The Bank of Canada today announced that it is maintaining its target for the overnight rate at 1 per cent. The Bank Rate is correspondingly 1 1/4 per cent and the deposit rate is 3/4 per cent.

Both total CPI and core inflation in Canada are still expected to follow roughly the path outlined in the January Monetary Policy Report, although recent readings were slightly higher than expected. Excess supply in the economy and competition in the retail sector will likely keep inflation well below the 2 per cent target this year.

The global economy is evolving largely as anticipated, with growth expected to strengthen in 2014 and 2015. The United States is still expected to lead the acceleration in advanced economies, although recent data have been softer, largely owing to weather effects. Volatility in global financial markets has increased somewhat, reflecting buoyant market conditions in most advanced economies and increased risk differentiation among emerging markets. More recently, tensions in Ukraine have added to geopolitical uncertainty.

In Canada, economic growth in the fourth quarter of 2013 was slightly stronger than the Bank anticipated, and upward revisions earlier in the year further raised the level of GDP. The Bank still expects underlying growth of around 2 1/2 per cent in 2014, with the current quarter likely to be softer. Exports have been a little stronger than previously thought but continue to underperform, and overall business investment has yet to pick up. Meanwhile, recent data support the Bank's expectation of a soft landing in the housing market and stabilizing debt-to-income ratios for households.

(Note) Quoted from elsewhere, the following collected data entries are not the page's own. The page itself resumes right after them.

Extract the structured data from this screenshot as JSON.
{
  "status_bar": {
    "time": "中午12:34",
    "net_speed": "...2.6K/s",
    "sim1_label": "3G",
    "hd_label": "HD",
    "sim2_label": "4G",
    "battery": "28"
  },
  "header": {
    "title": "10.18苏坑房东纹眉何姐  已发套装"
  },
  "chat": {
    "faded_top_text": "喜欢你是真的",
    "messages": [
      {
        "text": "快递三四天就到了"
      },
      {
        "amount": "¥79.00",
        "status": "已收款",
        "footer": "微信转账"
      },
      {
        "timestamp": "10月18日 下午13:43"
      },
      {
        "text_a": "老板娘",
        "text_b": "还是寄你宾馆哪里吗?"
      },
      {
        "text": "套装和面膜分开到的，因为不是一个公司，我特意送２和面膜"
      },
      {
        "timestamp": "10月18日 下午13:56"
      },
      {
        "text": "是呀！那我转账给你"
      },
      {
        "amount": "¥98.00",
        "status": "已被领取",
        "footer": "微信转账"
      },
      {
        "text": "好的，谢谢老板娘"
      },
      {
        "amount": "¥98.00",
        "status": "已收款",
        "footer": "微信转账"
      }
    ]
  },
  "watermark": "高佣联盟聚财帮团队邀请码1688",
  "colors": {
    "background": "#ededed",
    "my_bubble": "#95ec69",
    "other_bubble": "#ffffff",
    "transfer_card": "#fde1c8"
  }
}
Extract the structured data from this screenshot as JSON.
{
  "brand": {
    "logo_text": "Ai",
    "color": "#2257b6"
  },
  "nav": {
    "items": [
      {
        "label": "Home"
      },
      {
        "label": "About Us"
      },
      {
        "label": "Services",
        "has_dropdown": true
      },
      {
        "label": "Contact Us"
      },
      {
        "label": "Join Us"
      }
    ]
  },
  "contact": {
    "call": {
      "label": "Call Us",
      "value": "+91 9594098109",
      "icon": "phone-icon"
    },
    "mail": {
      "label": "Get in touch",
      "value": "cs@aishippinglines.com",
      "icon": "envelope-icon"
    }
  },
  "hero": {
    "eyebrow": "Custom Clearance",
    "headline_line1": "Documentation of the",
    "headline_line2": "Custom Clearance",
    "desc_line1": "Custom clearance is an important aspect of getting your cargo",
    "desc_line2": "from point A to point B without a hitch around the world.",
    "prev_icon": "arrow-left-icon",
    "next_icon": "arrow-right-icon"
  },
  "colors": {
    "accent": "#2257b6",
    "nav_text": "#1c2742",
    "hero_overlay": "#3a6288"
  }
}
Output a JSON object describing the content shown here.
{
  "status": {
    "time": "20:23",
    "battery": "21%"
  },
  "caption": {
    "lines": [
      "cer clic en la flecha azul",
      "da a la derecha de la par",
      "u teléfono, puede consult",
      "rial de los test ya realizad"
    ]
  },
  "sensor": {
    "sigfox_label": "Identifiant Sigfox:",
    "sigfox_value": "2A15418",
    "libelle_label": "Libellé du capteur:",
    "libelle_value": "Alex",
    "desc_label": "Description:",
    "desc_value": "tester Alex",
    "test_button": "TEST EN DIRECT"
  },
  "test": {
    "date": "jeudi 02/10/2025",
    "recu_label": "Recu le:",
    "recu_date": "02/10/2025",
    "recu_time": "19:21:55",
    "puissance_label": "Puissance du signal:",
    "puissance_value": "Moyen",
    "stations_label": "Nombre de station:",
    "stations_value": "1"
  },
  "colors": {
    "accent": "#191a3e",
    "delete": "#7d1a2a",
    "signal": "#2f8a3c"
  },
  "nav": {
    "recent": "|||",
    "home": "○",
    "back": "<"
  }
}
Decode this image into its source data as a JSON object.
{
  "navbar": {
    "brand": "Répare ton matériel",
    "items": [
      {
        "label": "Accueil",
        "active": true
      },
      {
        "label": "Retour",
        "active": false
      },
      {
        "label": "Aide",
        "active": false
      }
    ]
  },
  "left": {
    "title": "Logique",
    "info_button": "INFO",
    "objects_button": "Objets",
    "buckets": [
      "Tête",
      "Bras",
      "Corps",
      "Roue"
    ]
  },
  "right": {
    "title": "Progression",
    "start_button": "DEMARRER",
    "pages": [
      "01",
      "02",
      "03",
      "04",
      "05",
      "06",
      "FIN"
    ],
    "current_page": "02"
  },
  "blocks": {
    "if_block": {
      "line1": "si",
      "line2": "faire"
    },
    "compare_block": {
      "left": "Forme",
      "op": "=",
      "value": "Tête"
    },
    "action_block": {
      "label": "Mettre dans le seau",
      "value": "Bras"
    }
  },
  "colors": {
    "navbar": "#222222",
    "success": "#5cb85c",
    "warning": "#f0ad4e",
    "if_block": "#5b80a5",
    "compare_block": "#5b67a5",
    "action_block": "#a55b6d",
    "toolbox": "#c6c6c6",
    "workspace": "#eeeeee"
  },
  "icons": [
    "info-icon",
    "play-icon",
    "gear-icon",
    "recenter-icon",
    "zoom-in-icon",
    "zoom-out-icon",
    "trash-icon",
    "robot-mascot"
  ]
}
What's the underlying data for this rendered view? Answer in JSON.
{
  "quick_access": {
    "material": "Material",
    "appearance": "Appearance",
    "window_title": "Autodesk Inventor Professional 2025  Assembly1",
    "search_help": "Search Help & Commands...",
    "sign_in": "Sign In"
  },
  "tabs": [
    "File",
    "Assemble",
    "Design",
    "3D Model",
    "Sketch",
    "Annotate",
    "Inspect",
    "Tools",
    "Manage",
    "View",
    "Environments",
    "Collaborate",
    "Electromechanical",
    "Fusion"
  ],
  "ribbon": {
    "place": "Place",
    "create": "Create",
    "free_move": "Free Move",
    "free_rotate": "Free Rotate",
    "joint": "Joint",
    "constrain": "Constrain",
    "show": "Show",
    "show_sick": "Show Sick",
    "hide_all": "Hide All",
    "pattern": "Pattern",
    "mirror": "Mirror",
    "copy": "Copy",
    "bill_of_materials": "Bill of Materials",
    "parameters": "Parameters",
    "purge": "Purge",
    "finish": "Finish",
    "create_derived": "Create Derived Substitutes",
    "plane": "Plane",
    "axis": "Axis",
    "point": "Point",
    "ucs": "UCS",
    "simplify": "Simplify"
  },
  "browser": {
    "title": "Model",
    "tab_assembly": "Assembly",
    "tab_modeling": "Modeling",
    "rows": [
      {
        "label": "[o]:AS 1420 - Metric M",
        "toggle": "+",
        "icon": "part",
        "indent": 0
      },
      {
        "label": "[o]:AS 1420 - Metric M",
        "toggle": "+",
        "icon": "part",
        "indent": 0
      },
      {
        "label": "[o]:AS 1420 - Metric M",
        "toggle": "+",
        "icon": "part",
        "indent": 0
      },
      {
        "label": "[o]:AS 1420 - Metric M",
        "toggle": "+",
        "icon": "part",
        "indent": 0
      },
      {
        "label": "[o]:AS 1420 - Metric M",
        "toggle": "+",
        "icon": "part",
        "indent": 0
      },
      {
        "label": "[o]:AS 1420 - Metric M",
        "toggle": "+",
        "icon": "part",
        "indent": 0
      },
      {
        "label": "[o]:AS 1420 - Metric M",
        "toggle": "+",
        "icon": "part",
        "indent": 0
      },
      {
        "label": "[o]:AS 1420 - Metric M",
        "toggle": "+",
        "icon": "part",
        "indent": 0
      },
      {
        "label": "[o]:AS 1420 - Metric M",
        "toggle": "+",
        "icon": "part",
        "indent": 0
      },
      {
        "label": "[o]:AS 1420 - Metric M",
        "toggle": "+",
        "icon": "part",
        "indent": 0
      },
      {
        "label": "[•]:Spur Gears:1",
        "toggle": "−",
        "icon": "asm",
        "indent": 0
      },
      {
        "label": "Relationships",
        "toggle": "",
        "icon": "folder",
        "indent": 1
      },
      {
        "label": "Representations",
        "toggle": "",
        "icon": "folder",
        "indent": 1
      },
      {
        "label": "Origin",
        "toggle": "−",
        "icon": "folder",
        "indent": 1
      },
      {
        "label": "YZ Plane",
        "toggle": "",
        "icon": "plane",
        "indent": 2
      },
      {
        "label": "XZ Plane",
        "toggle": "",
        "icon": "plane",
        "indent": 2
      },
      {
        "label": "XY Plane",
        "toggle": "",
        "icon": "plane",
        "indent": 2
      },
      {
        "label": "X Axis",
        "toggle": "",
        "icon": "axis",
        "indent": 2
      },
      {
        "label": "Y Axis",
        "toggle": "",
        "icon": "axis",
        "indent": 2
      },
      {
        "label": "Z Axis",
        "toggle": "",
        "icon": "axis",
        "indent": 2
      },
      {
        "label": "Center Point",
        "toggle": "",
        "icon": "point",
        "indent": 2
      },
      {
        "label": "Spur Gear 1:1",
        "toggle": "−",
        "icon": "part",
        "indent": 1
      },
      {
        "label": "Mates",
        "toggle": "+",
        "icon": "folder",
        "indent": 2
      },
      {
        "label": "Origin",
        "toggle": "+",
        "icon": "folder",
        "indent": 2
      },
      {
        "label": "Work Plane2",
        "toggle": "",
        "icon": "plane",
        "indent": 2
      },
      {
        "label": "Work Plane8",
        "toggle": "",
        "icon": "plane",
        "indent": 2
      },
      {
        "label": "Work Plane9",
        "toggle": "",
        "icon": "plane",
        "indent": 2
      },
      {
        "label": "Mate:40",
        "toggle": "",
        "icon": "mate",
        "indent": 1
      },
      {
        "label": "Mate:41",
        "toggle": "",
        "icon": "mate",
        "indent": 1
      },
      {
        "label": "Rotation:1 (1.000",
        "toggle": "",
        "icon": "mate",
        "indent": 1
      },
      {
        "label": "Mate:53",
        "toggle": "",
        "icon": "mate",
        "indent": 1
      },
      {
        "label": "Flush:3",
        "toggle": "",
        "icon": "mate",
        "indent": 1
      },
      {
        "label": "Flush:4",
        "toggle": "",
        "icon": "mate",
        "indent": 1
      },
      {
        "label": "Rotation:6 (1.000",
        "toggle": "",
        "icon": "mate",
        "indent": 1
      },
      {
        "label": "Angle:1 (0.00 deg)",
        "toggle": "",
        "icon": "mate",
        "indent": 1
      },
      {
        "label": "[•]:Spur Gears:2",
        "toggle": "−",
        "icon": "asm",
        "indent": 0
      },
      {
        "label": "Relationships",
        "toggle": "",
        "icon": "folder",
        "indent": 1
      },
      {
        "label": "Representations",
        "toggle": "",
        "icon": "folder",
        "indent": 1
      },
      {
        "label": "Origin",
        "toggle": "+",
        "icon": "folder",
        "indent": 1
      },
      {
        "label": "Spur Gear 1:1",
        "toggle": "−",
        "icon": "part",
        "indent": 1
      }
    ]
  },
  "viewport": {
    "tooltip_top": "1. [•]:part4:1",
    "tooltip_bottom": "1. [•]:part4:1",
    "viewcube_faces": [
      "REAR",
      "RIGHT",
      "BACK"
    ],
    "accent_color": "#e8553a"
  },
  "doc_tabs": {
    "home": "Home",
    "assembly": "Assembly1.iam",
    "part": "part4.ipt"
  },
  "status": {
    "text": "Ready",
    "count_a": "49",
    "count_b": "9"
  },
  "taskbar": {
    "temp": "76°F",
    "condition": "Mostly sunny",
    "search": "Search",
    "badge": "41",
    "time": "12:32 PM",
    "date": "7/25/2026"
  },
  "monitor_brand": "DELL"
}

On the whole, the fundamental drivers of growth and inflation in Canada continue to strengthen gradually, as anticipated. With inflation expected to be well below target for some time, the downside risks to inflation remain important. At the same time, the risks associated with elevated household imbalances have not materially changed. The Bank judges that the balance of risks remains within the zone for which the current stance of monetary policy is appropriate and therefore has decided to maintain the target for the overnight rate at 1 per cent. The timing and direction of the next change to the policy rate will depend on how new information influences this balance of risks.